– On en trouve encore?
– Non.
Il sort trois verres d'un petit meuble caché dans un mur. Je leur propose de trinquer à la mémoire du Vieux.
– Il est mort quand?
– Il y a un mois, dans son hôtel.
Nous cherchons chacun quelque chose à dire mais un petit rien nous en empêche. Un précepte de Louis: «Le scénario ce n'est pas du verbe, c'est avant tout de l'image. Aucun dialogue n'est meilleur que le silence.»
Nous avons levé et entrechoqué nos verres bien haut.
En avalant une gorgée rouge, le beau visage creusé de Mathilde s'est brouillé tout à coup.

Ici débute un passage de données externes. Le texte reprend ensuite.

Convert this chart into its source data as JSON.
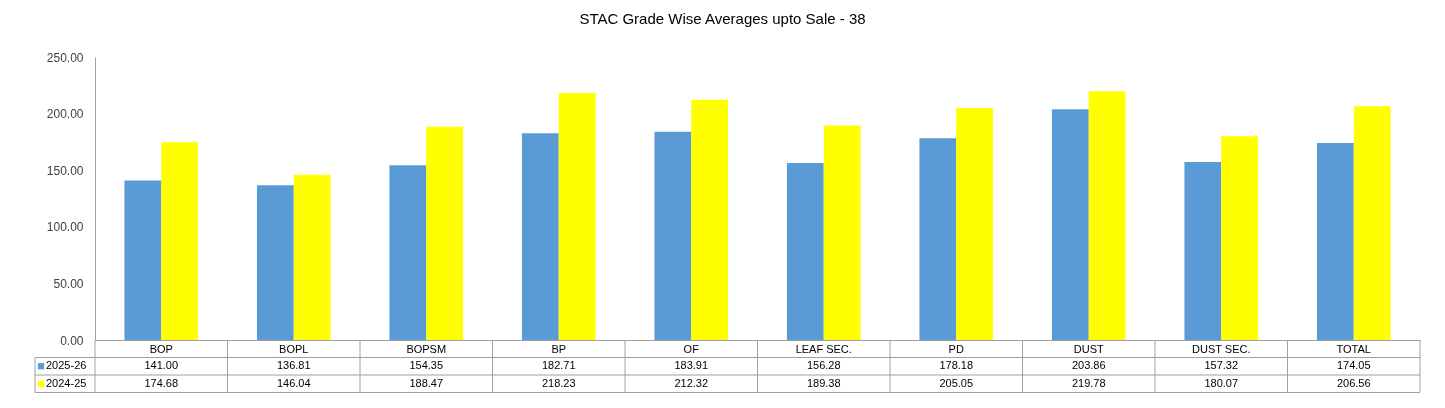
{
  "chart_data": {
    "type": "bar",
    "title": "STAC Grade Wise Averages upto Sale - 38",
    "categories": [
      "BOP",
      "BOPL",
      "BOPSM",
      "BP",
      "OF",
      "LEAF SEC.",
      "PD",
      "DUST",
      "DUST SEC.",
      "TOTAL"
    ],
    "series": [
      {
        "name": "2025-26",
        "color": "#5b9bd5",
        "values": [
          141.0,
          136.81,
          154.35,
          182.71,
          183.91,
          156.28,
          178.18,
          203.86,
          157.32,
          174.05
        ],
        "value_labels": [
          "141.00",
          "136.81",
          "154.35",
          "182.71",
          "183.91",
          "156.28",
          "178.18",
          "203.86",
          "157.32",
          "174.05"
        ]
      },
      {
        "name": "2024-25",
        "color": "#ffff00",
        "values": [
          174.68,
          146.04,
          188.47,
          218.23,
          212.32,
          189.38,
          205.05,
          219.78,
          180.07,
          206.56
        ],
        "value_labels": [
          "174.68",
          "146.04",
          "188.47",
          "218.23",
          "212.32",
          "189.38",
          "205.05",
          "219.78",
          "180.07",
          "206.56"
        ]
      }
    ],
    "ylim": [
      0,
      250
    ],
    "yticks": [
      {
        "value": 0,
        "label": "0.00"
      },
      {
        "value": 50,
        "label": "50.00"
      },
      {
        "value": 100,
        "label": "100.00"
      },
      {
        "value": 150,
        "label": "150.00"
      },
      {
        "value": 200,
        "label": "200.00"
      },
      {
        "value": 250,
        "label": "250.00"
      }
    ],
    "legend": "bottom left"
  }
}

– Même à l'époque je me demandais ce que vous trouviez à ce poison.
L'effet madeleine vient nous empourprer les joues. L'alcool précipite vers la tombe mais il a aussi le pouvoir de faire rajeunir de trente ans en quelques secondes.
– Ils ne vous ont pas fait trop de misères, en bas?
– Le Procès de Kafka, rien de plus.
– On ne peut pas y faire grand-chose, ils sont assez chiants sur la sécurité. Il faut dire que tu es notre première visite depuis des années, ça leur a fait tout drôle.
– Je vous ai écoutés bavarder. Le dialogue avait l'air bon mais je n'ai pas compris la moindre réplique.
Leurs regards se croisent un court instant. Ils se sourient. Rien d'amoureux, rien d'ambigu. Juste une extraordinaire connivence. Jérôme, un peu embarrassé, me montre le sol du bout de l'index pour me désigner la salle de l'assemblée générale, sous nos pieds.
– Au début, nous ne devions pas rester si longtemps. Ils avaient juste besoin d'un coup de main, en dessous.
– Les délégués?
– Ils nous ont «invités» en tant que consultants, il y a cinq ans. On n'est jamais repartis.
– Consultants?
– Ce sont d'assez bons théoriciens mais ils manquent d'assurance structurelle.
– Question imagination, ils sont nuls.
– Qu'est-ce que vous êtes en train de me dire, tous les deux?
– Faites-lui une phrase nue, Jérôme.
– Ils ont besoin de nègres pour écrire l'Histoire à leur place, mec.
– Arrêtez de vous foutre de moi…
– Ça nous a un peu surpris aussi, au début. Et à la longue, c'est devenu un job comme un autre.
– Nous sommes traités comme des rois. Chacun de nous a sa suite. Nous n'avons même plus envie de sortir, hein Mathilde?
Elle acquiesce d'un sourire.
Un peu abasourdi, je m'assois sur une des deux chaises et regarde l'East River. Jérôme vide les dernières gouttes de vodka dans mon verre.
Incapable de prononcer le moindre mot, j'essaie de les imaginer, ici, seuls à longueur d'année dans leur tour d'ivoire.
Elle. Lui. Leur attraction mutuelle. Leur lutte permanente. La fascination qu'ils ont l'un pour l'autre. L'apôtre de la guerre et la princesse de l'amour. Il faut bien ça pour faire un monde.
– Tu gardes ça pour toi, mec. Ils ne tiennent pas à ce que ça se sache.
Pour la première fois, il va falloir que je mente à Charlotte. Mais j'ai toute la durée du voyage pour trouver quelque chose de crédible.